Although we have differing views on this issue, I hope that we can work together to prepare our nation for the year 2000. I do welcome your counsel. Please stay in touch. You have my best wishes.
Quayle Letter to President Clinton
The White House
Dear Mr. President:
Jack Kemp has shared with me his exchange of letters with you about the threat the Y2K computer bug poses to the domestic and global economy. Like Jack, I appreciate the efforts your administration is making to ensure that government computers are Y2K compliant. We are concerned, though, that your rejection of his June 11 recommendation may have been based on a misunderstanding, one that you may come to regret unless you give this issue closer scrutiny.
As I understand it, Mr. Kemp is simply suggesting we take precautionary measures to provide an anchor for our currency and all the world currencies that wish to link with the dollar in order to simplify financial transactions and record-keeping. The simple fact of the matter is that the global banking network, which not long ago relied on calculators and pen-and-ink ledgers, is now completely reliant on computers. "Money" is now largely electronic. Even if our financial markets are the most Y2K compliant in the world, a breakdown anywhere in this incredibly complex system may feed back to us in ways we cannot foresee or imagine. We need to think through what steps we can take right now to ensure the integrity of this system.
Jack Kemp's recommendation that you instruct the Federal Reserve by executive order to temporarily peg the price of gold -- as we did in the Bretton Woods system from 1944 to the early 1970s -- seems a credible one for this circumstance. The Fed's current attempt to manage the growth rate of the domestic economy should be briefly suspended in order to guarantee the stability of the dollar against commodities and other currencies as the world crosses the Y2K threshold.
As disappointed as I was in your cursory rejection of Jack's proposal, it occurred to me you might reconsider if you asked Alan Greenspan to give it serious thought. As chairman of the most important central bank in the world, presiding over the management of the world's most important currency, he surely must worry about the issues we raise here. Your letter of rejection suggests you are simply prepared to wait for Y2K to see what happens before any precautions are taken in this most critical area.

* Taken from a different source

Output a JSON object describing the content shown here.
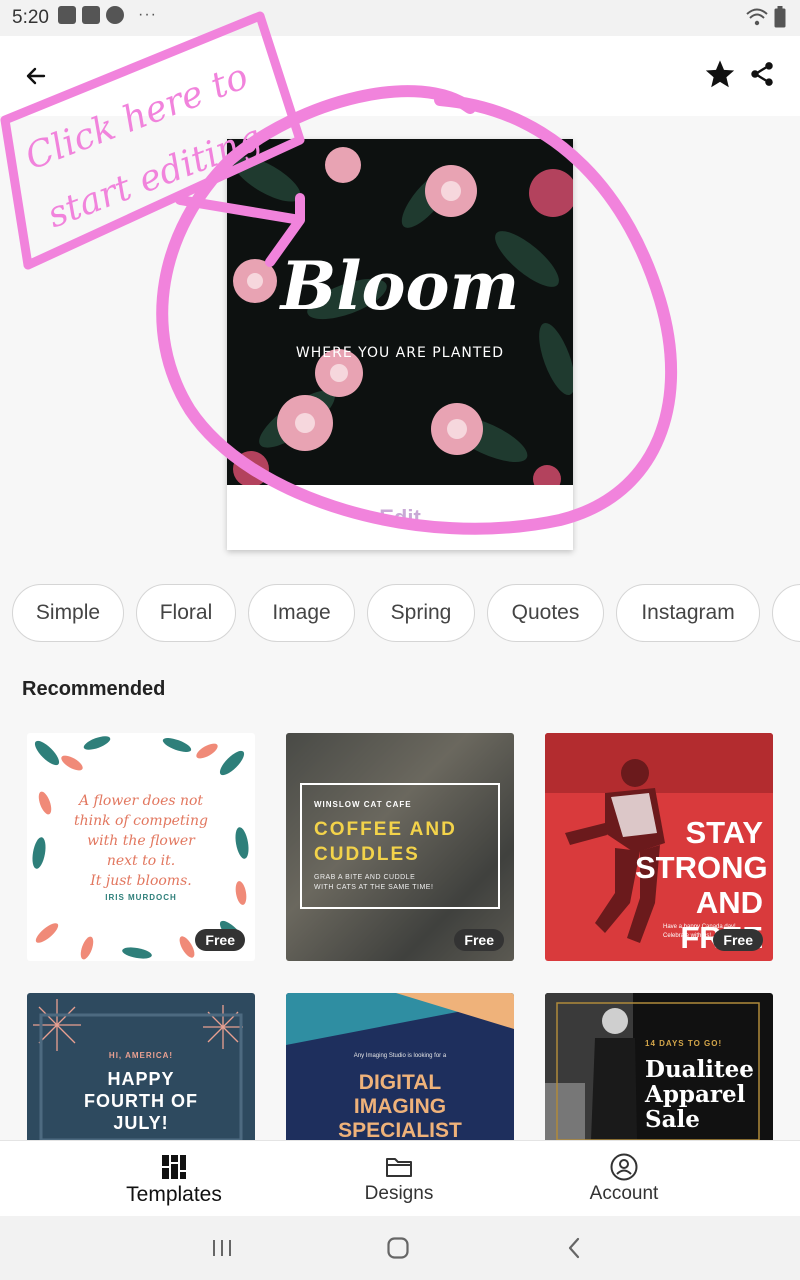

In your response to Jack Kemp, you dismiss this concern and address a much different issue: whether fixing the dollar/gold rate is the right long-term policy. That is an issue that can be debated at another time. For now, a short-term plan for dealing with potential disruptions deserves your closest consideration. If you are to act on the proposal, it should be done early enough to give the other governments of the world the opportunity to link into the system. No other country can provide this kind of currency umbrella to see us through a Y2K storm, should one occur.